Et oui, encore. Il y a un mois ou deux, je l’étais déjà, beaucoup. J’ai pris des cachets de fer (à défaut d’être en mesure de me nourrir correctement, ce que je souhaiterais), mais il semblerait que ce soit insuffisant: je suis encore en dessous des minima. ça me fatigue beaucoup, mais la fatigue, quand on est (ex?)dépressif, qu’on soit anémié ou non, c’est du quotidien, une habitude.

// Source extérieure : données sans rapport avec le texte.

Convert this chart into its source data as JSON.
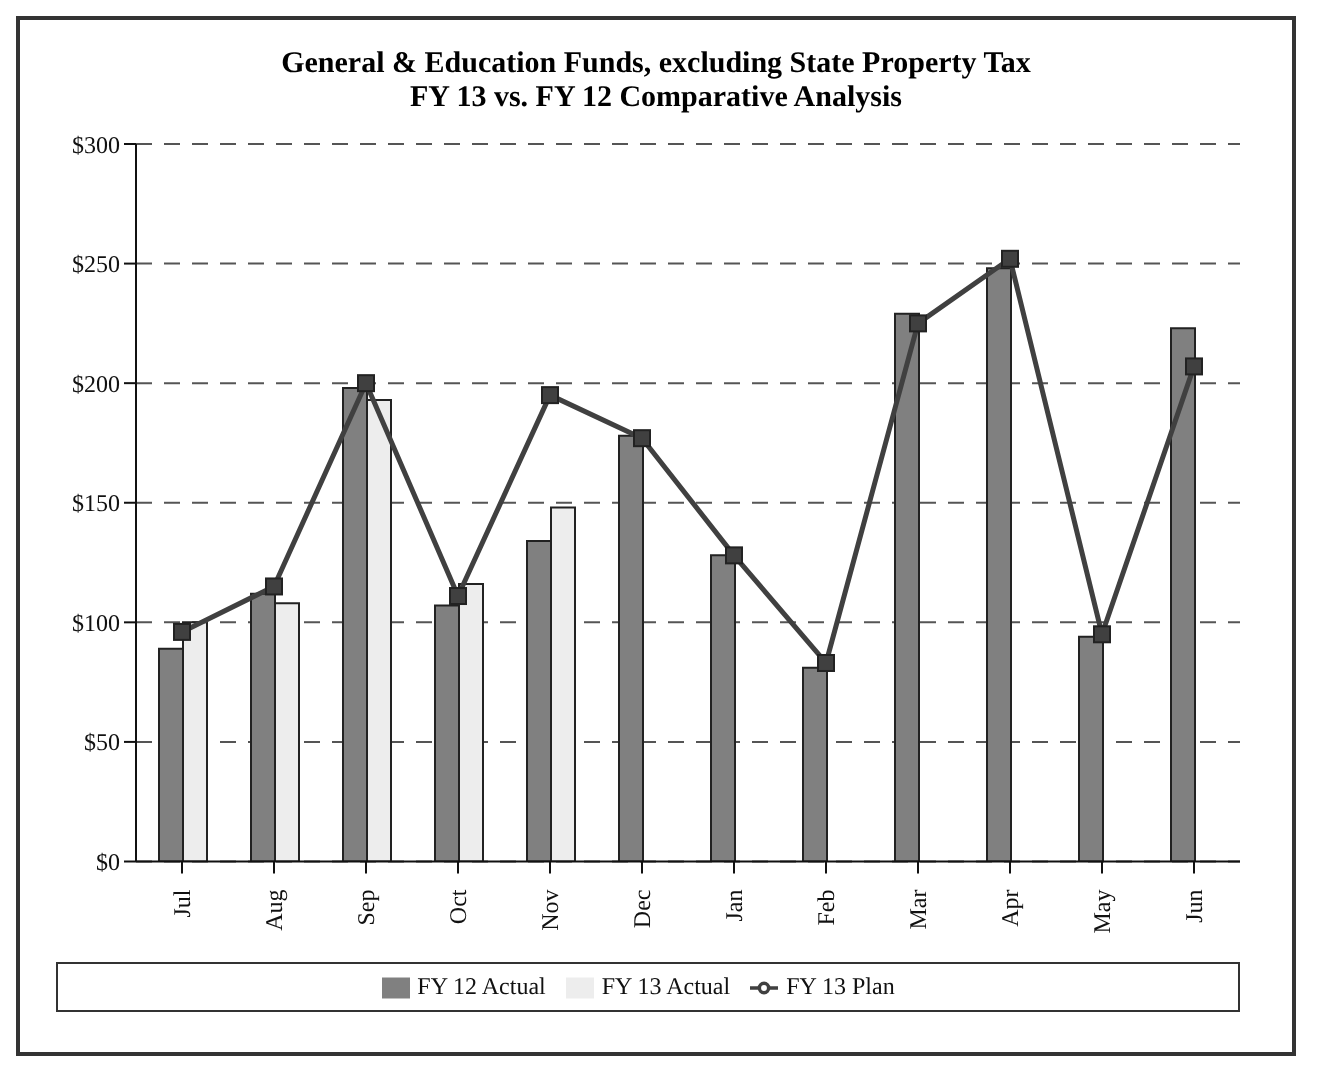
{
  "chart_data": {
    "type": "bar",
    "title": "General & Education Funds, excluding State Property Tax",
    "subtitle": "FY 13 vs. FY 12 Comparative Analysis",
    "categories": [
      "Jul",
      "Aug",
      "Sep",
      "Oct",
      "Nov",
      "Dec",
      "Jan",
      "Feb",
      "Mar",
      "Apr",
      "May",
      "Jun"
    ],
    "series": [
      {
        "name": "FY 12 Actual",
        "color": "#808080",
        "values": [
          89,
          112,
          198,
          107,
          134,
          178,
          128,
          81,
          229,
          248,
          94,
          223
        ]
      },
      {
        "name": "FY 13 Actual",
        "color": "#ededed",
        "values": [
          100,
          108,
          193,
          116,
          148,
          null,
          null,
          null,
          null,
          null,
          null,
          null
        ]
      },
      {
        "name": "FY 13 Plan",
        "type": "line",
        "color": "#404040",
        "values": [
          96,
          115,
          200,
          111,
          195,
          177,
          128,
          83,
          225,
          252,
          95,
          207
        ]
      }
    ],
    "ylim": [
      0,
      300
    ],
    "yticks": [
      {
        "value": 0,
        "label": "$0"
      },
      {
        "value": 50,
        "label": "$50"
      },
      {
        "value": 100,
        "label": "$100"
      },
      {
        "value": 150,
        "label": "$150"
      },
      {
        "value": 200,
        "label": "$200"
      },
      {
        "value": 250,
        "label": "$250"
      },
      {
        "value": 300,
        "label": "$300"
      }
    ],
    "grid": "y",
    "legend": "bottom",
    "marker": "square",
    "line_style": "solid"
  }
}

Paradoxalement, ça ne m’empêche pas de faire des kilomètres à la piscine, deux fois par semaine, dans un club doté de son lot habituel de psychorigides sarkozystes et/ou de vrp à la blague aussi facile que douteuse, mais sans connasses détectées pour l’heure, au contraire: j’y apprécie particulièrement les femmes (toutes celles avec qui j’ai fait connaissance pour l’instant), contrairement à mon ancien club où je les trouvais plutôt hostiles, sous couvert d’une franchise plus ou moins revendiquée (que je revendiquais au collège pour ma part, mais il faut croire que certains grandissent très tardivement).
C’est vrai que ça fait trois ans maintenant que je vais à la piscine régulièrement (malgré des périodes d’absence). Mais je trouve que cette année, j’ai franchi un cap supplémentaire: j’ai vraiment l’impression de faire du sport. Et puis la piscine, cette année, ne ferme pas pour toutes les vacances scolaires: seulement en fin d’année et à Pâques.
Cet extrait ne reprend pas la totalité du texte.